Even though he has 21 employees, Mr. Kamali is still only one guy, and—according to Mr. Hochberg—he’s always tardy. “It’d be nice if he’d show up on time for once for a meeting,” Mr. Hochberg said, we assume only somewhat in jest. (Mr. Kamali was late to an interview with this reporter).
His clients said he’s a straight shooter and has a good personality. Mr. Rosen likened him to actor Joe Pesci. “That’s how funny I think he is,” Mr. Rosen added.
Like many others, Andrew Rigie, the executive director of trade group NYC Hospitality Alliance, gave props to Mr. Kamali for being so plugged into his niche.

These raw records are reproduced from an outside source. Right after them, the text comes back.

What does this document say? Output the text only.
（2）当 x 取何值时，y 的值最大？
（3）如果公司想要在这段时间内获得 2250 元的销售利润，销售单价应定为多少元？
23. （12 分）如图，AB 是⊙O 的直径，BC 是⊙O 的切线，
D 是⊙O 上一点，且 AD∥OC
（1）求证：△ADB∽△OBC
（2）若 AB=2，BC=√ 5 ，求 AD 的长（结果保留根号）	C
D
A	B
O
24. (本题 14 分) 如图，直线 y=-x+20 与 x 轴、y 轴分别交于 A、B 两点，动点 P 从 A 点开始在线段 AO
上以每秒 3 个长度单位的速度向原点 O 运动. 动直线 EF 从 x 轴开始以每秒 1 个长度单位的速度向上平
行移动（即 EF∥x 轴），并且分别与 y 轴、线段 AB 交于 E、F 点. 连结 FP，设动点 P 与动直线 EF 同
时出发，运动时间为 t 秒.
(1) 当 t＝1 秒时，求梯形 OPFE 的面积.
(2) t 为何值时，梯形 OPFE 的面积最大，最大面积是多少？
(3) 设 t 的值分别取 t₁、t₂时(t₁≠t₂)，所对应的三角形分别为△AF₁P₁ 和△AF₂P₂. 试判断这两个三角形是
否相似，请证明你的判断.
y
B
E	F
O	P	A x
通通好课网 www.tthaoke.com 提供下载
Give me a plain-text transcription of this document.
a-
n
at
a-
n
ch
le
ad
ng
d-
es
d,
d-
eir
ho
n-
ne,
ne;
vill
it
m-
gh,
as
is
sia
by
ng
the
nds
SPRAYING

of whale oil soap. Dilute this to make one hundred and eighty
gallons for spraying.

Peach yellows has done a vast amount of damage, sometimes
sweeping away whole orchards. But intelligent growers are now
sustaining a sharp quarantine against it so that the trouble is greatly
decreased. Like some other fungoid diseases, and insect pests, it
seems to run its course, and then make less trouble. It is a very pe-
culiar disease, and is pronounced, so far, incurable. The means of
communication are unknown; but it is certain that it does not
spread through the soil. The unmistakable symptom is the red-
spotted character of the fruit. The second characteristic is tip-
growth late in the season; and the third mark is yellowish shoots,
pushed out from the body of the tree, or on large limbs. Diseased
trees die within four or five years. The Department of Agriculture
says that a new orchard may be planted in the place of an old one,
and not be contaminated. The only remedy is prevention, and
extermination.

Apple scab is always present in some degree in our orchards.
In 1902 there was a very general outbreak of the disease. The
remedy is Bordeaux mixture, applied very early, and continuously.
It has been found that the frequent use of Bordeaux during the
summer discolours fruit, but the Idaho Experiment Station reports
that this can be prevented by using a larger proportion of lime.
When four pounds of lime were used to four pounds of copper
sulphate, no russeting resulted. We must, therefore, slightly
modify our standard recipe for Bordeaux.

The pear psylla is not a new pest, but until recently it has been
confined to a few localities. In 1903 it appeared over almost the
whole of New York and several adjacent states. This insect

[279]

“He’s really tied into the hospitality culture in the city,” Mr. Rigie said. “He came up in the city when it was evolving. He built a lot of strong relationships, both personally and professionally. He built a boutique company. He evolved as the industry evolved and positioned himself in a way that touches different parts of the industry.”
Mr. Rigie noted that Mr. Kamali and his competitors will need to continue to change with the times—as restaurateurs look to branch out with multiple locations—while not spreading themselves too thin.
“You need to continue to nurture those longtime relationships and learn and grow with restaurant companies as they grow,” said Mr. Rigie. “Steven and others will have to adjust to changes in the industry.”